Thu, 18 Dec 2008

My Diploma Thesis: Spin Transport in Mesoscopic Systems


Permanent link

Sometimes people ask me what I'm doing right now, and I tell them "I'm writing my diploma thesis on mesoscopic spin transport", and they know just as much as before. So here I want to explain what that means.

Mesoscopic systems

A mesoscopic system is one that is larger than a few nanometers, but still small enough that you have to care about quantum effects.

That's not a very precise definition, so I'll try again: Consider a metallic wire. For macroscopic systems (ie the ones that we are used to in day-to-day live) you might know that the electrical resistance of such a wire increases linearly as you increase its length, and decreases linearly if you increase its cross section.

This is very intuitive, because electrical resistance describes how hard it is for an electron to travel through our wire. If the wire is longer, it sees more obstacles, so the resistance is higher. If the wire has a larger cross section, it's easier for the electron to find a way that's not blocked, so the resistance is smaller. That's called Ohm's law.

These relations aren't true anymore for rather small systems. If you have a very thin wire, say 20 nanometers, and increase its diameter by another nanometer, the resistance might not change at all. Then you increase its diameter by another nanometer, the resistance suddenly jumps down by a few percent.

All these systems that are too small for Ohm's law to apply are called mesoscopic. All mesoscopic effects have to be explained with quantum physics, at least at some point.

Electron Spin

Electrons have something called Spin. Everybody knows that it has a charge, and it acts as if it rotated around its own axis very fast. So it looks like a current which runs in a circle, and that creates a small magnetic field.

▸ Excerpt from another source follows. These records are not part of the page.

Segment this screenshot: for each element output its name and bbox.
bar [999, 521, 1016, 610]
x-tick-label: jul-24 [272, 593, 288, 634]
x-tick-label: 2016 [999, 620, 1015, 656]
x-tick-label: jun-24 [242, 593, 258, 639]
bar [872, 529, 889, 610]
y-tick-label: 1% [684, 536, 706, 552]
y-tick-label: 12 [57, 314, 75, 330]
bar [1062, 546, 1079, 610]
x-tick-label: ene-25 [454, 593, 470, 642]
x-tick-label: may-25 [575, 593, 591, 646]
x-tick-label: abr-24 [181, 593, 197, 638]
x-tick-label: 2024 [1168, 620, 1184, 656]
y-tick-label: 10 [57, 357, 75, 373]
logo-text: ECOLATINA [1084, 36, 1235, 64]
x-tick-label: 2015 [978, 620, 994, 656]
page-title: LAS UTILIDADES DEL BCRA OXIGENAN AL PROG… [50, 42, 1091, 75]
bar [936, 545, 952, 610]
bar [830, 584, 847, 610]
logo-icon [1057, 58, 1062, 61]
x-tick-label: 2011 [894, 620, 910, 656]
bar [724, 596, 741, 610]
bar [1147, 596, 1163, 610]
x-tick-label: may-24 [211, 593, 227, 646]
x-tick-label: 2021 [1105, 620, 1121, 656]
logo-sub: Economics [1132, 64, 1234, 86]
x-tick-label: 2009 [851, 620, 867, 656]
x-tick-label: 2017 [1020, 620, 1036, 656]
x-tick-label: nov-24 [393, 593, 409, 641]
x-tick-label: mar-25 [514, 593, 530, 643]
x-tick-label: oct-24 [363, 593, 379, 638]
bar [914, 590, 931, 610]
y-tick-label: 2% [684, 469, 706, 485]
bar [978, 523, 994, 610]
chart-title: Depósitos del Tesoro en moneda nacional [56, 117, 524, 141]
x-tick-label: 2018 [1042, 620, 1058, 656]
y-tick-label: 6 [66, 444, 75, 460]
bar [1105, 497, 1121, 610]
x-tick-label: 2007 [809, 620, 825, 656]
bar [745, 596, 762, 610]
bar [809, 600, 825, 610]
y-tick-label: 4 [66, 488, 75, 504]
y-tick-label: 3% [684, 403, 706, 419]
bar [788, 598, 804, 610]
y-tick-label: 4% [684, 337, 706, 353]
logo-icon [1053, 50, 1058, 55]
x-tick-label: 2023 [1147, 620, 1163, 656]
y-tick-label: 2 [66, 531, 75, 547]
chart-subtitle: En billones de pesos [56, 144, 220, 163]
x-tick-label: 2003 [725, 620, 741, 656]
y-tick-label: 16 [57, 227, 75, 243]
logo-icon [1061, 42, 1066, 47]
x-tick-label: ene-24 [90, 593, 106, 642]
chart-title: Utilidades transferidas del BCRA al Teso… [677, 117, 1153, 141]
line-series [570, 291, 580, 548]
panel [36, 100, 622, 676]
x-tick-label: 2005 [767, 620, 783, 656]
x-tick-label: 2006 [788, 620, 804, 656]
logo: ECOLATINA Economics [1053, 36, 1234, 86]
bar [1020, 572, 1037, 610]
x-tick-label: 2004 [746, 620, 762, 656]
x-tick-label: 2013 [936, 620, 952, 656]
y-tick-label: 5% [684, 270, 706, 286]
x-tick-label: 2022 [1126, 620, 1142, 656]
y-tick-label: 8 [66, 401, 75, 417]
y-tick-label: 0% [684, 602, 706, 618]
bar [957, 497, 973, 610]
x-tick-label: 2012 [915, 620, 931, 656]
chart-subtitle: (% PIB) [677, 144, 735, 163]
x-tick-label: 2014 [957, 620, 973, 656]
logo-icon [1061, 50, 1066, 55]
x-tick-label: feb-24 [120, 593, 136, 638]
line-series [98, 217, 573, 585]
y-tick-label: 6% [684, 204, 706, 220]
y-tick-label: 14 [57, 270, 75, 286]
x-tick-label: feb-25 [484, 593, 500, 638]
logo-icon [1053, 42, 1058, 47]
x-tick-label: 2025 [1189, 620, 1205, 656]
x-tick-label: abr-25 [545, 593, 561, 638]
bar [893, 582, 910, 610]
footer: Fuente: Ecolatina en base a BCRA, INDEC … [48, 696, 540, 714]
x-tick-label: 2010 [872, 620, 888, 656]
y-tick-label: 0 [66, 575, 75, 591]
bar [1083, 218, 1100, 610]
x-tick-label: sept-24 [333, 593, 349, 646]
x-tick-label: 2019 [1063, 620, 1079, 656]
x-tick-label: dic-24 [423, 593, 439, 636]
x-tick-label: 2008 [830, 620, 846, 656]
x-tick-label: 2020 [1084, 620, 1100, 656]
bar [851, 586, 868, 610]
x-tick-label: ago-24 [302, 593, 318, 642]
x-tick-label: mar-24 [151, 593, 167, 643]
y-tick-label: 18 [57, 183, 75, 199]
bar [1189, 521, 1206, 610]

If you try to measure the magnetic field of one electron, you will only ever get two possible values, which we call spin up and spin down.

Spin Optics

In a semiconductor, one can split up a beam of electrons into two beams of spin-up and spin-down electrons, just like in optics with polarized light. That splitting can be influenced by an external voltage, like a classical transistor.

The topic of my diploma thesis is to figure out how such spin polarized electron beams behave in certain semiconductor systems.